An Evaluation of the Rayyan Artificial Intelligence Tool for Systematic Literature Review Screening

Speaker(s)

Ng J1, Szydlowski N2, Gill M1, Fusco N1, Ruiz K1
1Cencora, Conshohocken, PA, USA, 2Cencora, Chicago, IL, USA

OBJECTIVES: Systematic literature reviews (SLR), the gold standard for evidence assessment, are both time-and labor-intensive. However, artificial intelligence (AI) is a promising technology for streamlining evidence synthesis processes. This research aims to evaluate the performance of the Rayyan AI tool (ie, Rayyan) for SLR title/abstract screening and quantify any screening efficiencies.

METHODS: Two SLRs previously dual-screened by human reviewers were identified. The SLRs assessed clinical, humanistic, and economic outcomes in the following therapeutic areas: ophthalmology (ie, SLR 1) and oncology (ie, SLR 2). Rayyan was trained on 20% of the total references (ie, training set) for both SLR 1 and SLR 2. Then, Rayyan predicted the relevance of the remaining references using a 5-level system ranging from “most likely to exclude” to “most likely to include”. Rayyan’s relevancy ratings were compared to the original SLR inclusion/exclusion decisions to calculate sensitivity, specificity, positive predictive value (PPV), negative predictive value (NPV), and accuracy. Time-savings were also calculated.
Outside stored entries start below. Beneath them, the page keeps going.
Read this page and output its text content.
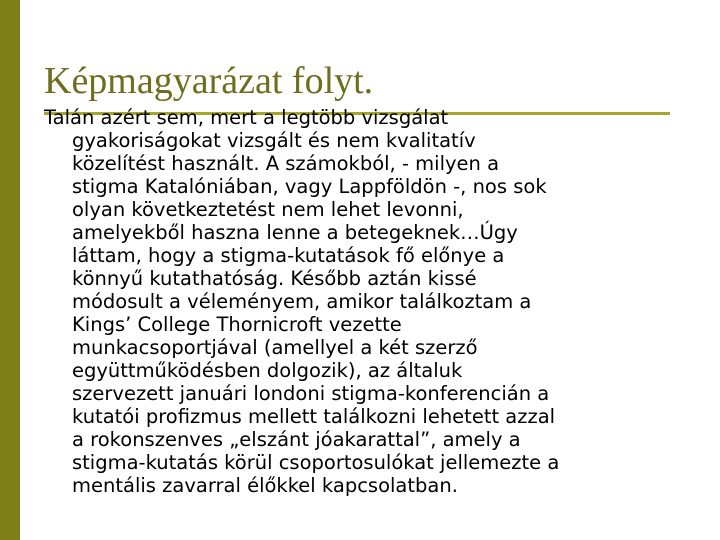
Képmagyarázat folyt.

Talán azért sem, mert a legtöbb vizsgálat
gyakoriságokat vizsgált és nem kvalitatív
közelítést használt. A számokból, - milyen a
stigma Katalóniában, vagy Lappföldön -, nos sok
olyan következtetést nem lehet levonni,
amelyekből haszna lenne a betegeknek…Úgy
láttam, hogy a stigma-kutatások fő előnye a
könnyű kutathatóság. Később aztán kissé
módosult a véleményem, amikor találkoztam a
Kings’ College Thornicroft vezette
munkacsoportjával (amellyel a két szerző
együttműködésben dolgozik), az általuk
szervezett januári londoni stigma-konferencián a
kutatói profizmus mellett találkozni lehetett azzal
a rokonszenves „elszánt jóakarattal”, amely a
stigma-kutatás körül csoportosulókat jellemezte a
mentális zavarral élőkkel kapcsolatban.
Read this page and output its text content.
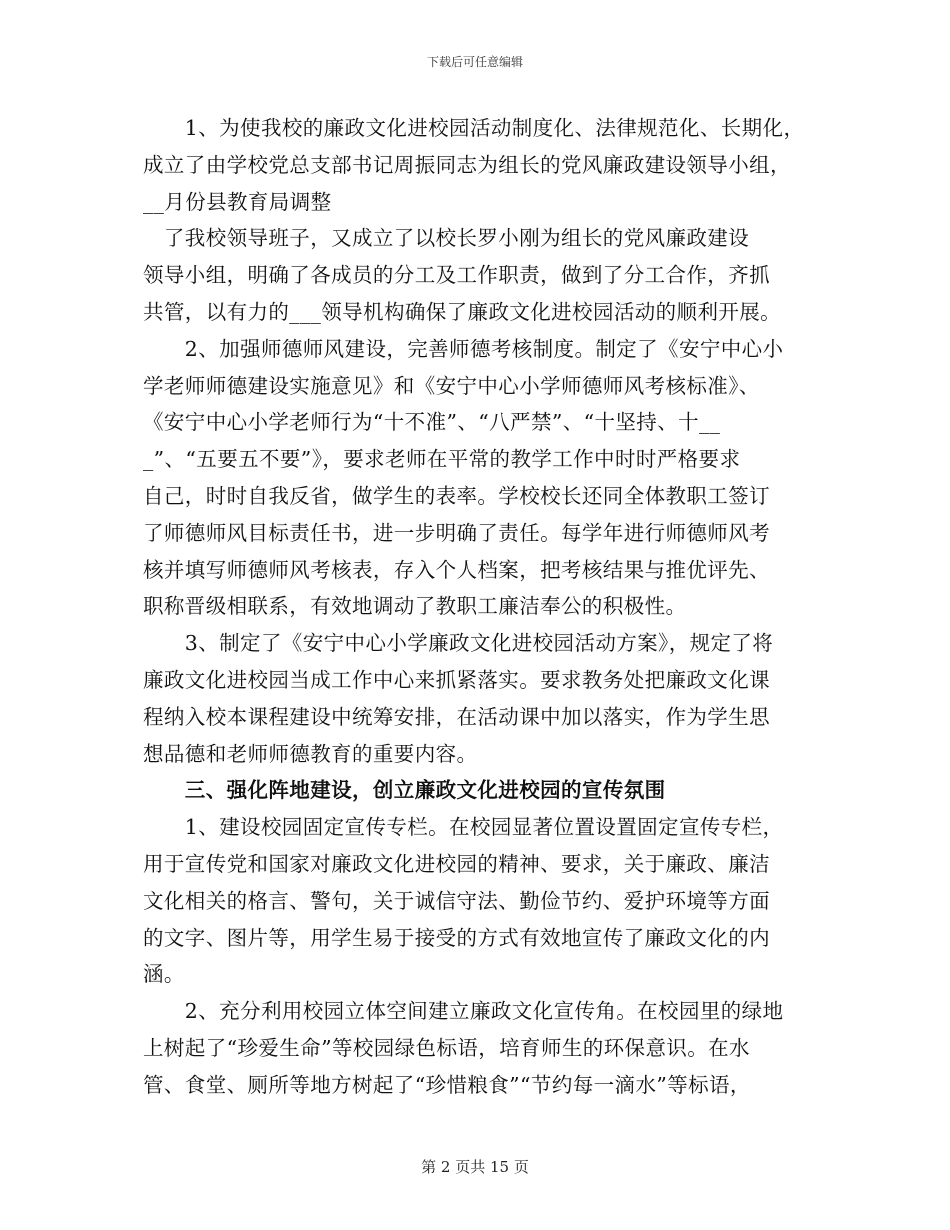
下载后可任意编辑
　　1、为使我校的廉政文化进校园活动制度化、法律规范化、长期化，
成立了由学校党总支部书记周振同志为组长的党风廉政建设领导小组，
__月份县教育局调整
　了我校领导班子，又成立了以校长罗小刚为组长的党风廉政建设
领导小组，明确了各成员的分工及工作职责，做到了分工合作，齐抓
共管，以有力的___领导机构确保了廉政文化进校园活动的顺利开展。
　　2、加强师德师风建设，完善师德考核制度。制定了《安宁中心小
学老师师德建设实施意见》和《安宁中心小学师德师风考核标准》、
《安宁中心小学老师行为“十不准”、“八严禁”、“十坚持、十__
_”、“五要五不要”》，要求老师在平常的教学工作中时时严格要求
自己，时时自我反省，做学生的表率。学校校长还同全体教职工签订
了师德师风目标责任书，进一步明确了责任。每学年进行师德师风考
核并填写师德师风考核表，存入个人档案，把考核结果与推优评先、
职称晋级相联系，有效地调动了教职工廉洁奉公的积极性。
　　3、制定了《安宁中心小学廉政文化进校园活动方案》，规定了将
廉政文化进校园当成工作中心来抓紧落实。要求教务处把廉政文化课
程纳入校本课程建设中统筹安排，在活动课中加以落实，作为学生思
想品德和老师师德教育的重要内容。
　　三、强化阵地建设，创立廉政文化进校园的宣传氛围
　　1、建设校园固定宣传专栏。在校园显著位置设置固定宣传专栏，
用于宣传党和国家对廉政文化进校园的精神、要求，关于廉政、廉洁
文化相关的格言、警句，关于诚信守法、勤俭节约、爱护环境等方面
的文字、图片等，用学生易于接受的方式有效地宣传了廉政文化的内
涵。
　　2、充分利用校园立体空间建立廉政文化宣传角。在校园里的绿地
上树起了“珍爱生命”等校园绿色标语，培育师生的环保意识。在水
管、食堂、厕所等地方树起了“珍惜粮食”“节约每一滴水”等标语，
第 2 页共 15 页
RESULTS: When references with Rayyan ratings of “most likely to include”, “likely to include”, and “no recommendation” were included, sensitivity ranged from 79%-100% across all outcomes, with the highest sensitivity reported for clinical and humanistic outcomes (88%-96% and 96%-100%, respectively). Specificity ranged from 8%-62%; PPV, 3%-44%; NPV, 90%-100%; and accuracy, 10%-64%. The greatest time savings were observed with the SLR 2 clinical outcome where utilizing 1 AI-assisted reviewer and 1 human reviewer yielded a 50% decrease in hours spent for title/abstract screening from the AI-assisted reviewer.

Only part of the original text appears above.